Analysis of expressions of components in the plasminogen activator system in high- and low-metastatic human lung cancer cells

Purpose: To determine the expressive patterns of the components of the plasminogen activator system in human large-cell lung carcinoma strains and to analyze the effects of the patterns on tumor invasion and metastasis.
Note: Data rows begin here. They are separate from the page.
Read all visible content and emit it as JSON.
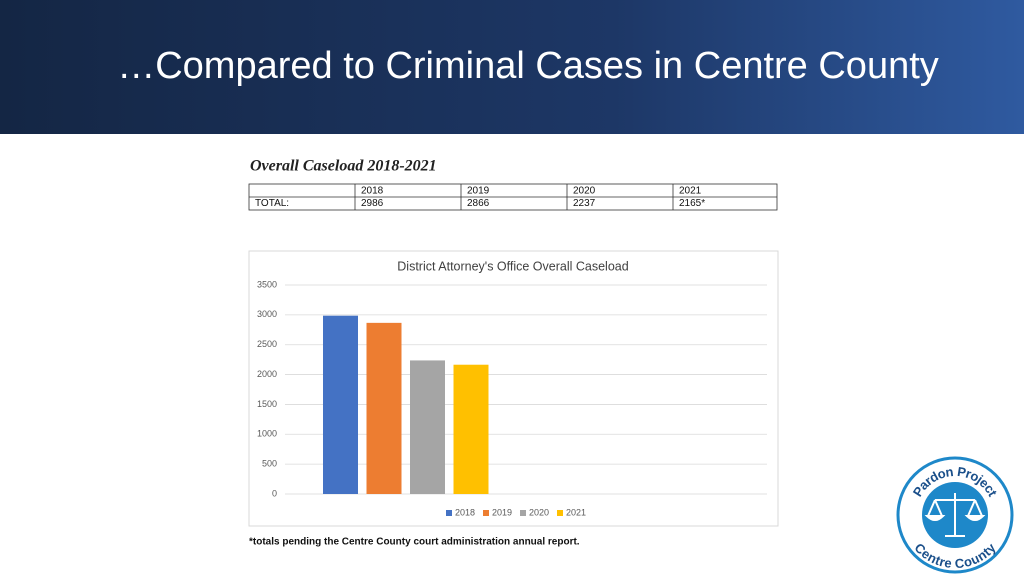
{
  "slide_title": "…Compared to Criminal Cases in Centre County",
  "table": {
    "title": "Overall Caseload 2018-2021",
    "header": [
      "2018",
      "2019",
      "2020",
      "2021"
    ],
    "rows": [
      [
        "TOTAL:",
        "2986",
        "2866",
        "2237",
        "2165*"
      ]
    ]
  },
  "chart_data": {
    "type": "bar",
    "title": "District Attorney's Office Overall Caseload",
    "categories": [
      null
    ],
    "series": [
      {
        "name": "2018",
        "color": "#4472c4",
        "values": [
          2986
        ]
      },
      {
        "name": "2019",
        "color": "#ed7d31",
        "values": [
          2866
        ]
      },
      {
        "name": "2020",
        "color": "#a5a5a5",
        "values": [
          2237
        ]
      },
      {
        "name": "2021",
        "color": "#ffc000",
        "values": [
          2165
        ]
      }
    ],
    "ylim": [
      0,
      3500
    ],
    "yticks": [
      0,
      500,
      1000,
      1500,
      2000,
      2500,
      3000,
      3500
    ],
    "grid": true,
    "legend": "bottom"
  },
  "footnote": "*totals pending the Centre County court administration annual report.",
  "logo": {
    "top_text": "Pardon Project",
    "bottom_text": "Centre County"
  }
}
Methods: The in vitro and in vivo invasive and metastatic potential of two human large-cell lung carcinoma strains with high (strain 95D) and low (strain 95C) metastatic potential was further confirmed by the Boyden chamber model and nude mice model. After this, the expressions of the components of the plasminogen activator system - including urokinase-type and tissue-type plasminogen activator (uPA and tPA), urokinase receptor (uPAR), and type-1 and type-2 plasminogen activator inhibitor (PAI-1 and PAI-2) in strain 95D and 95C cells were determined by RT-PCR and immunohistochemical staining. The effects of monoclonal antibodies of uPA, uPAR, and PAI-1 on the invasive potential of strain 95D cell line were also evaluated. Results: Strain 95D cells were found to have a stronger in vitro and in vivo invasive and metastatic potential than strain 95C cells. In the former, the average number of infiltrating cells in the in vitro model in one field of vision (40055) was 73.75 +/- 7.42, while in the latter, it was 56.33 +/- 6.28 (P < 0.001). Lung metastatic loci were observed in all six nude mice inoculated with 95D cells (6/ 6), but not in any of the nude mice inoculated with 95C cells (0/6). The high-metastatic strain 95D cells expressed higher uPA and uPAR and lower tPA and PAI-2 than the low-metastatic strain 95C cells. The PAI-1 expressions in both 95D and 95C cells were almost the same. Monoclonal antibodies of uPA and uPAR greatly reduced the invasive potential of strain 95D cells in vitro, Conclusions: These data suggest that the invasive and metastatic potential of human large-cell lung carcinoma cell lines is associated with differential expressions of the components of the plasminogen activator system and that the determination of these components may be used as a marker for judging clinically the possibility of tumor metastasis as well as the prognoses of patients.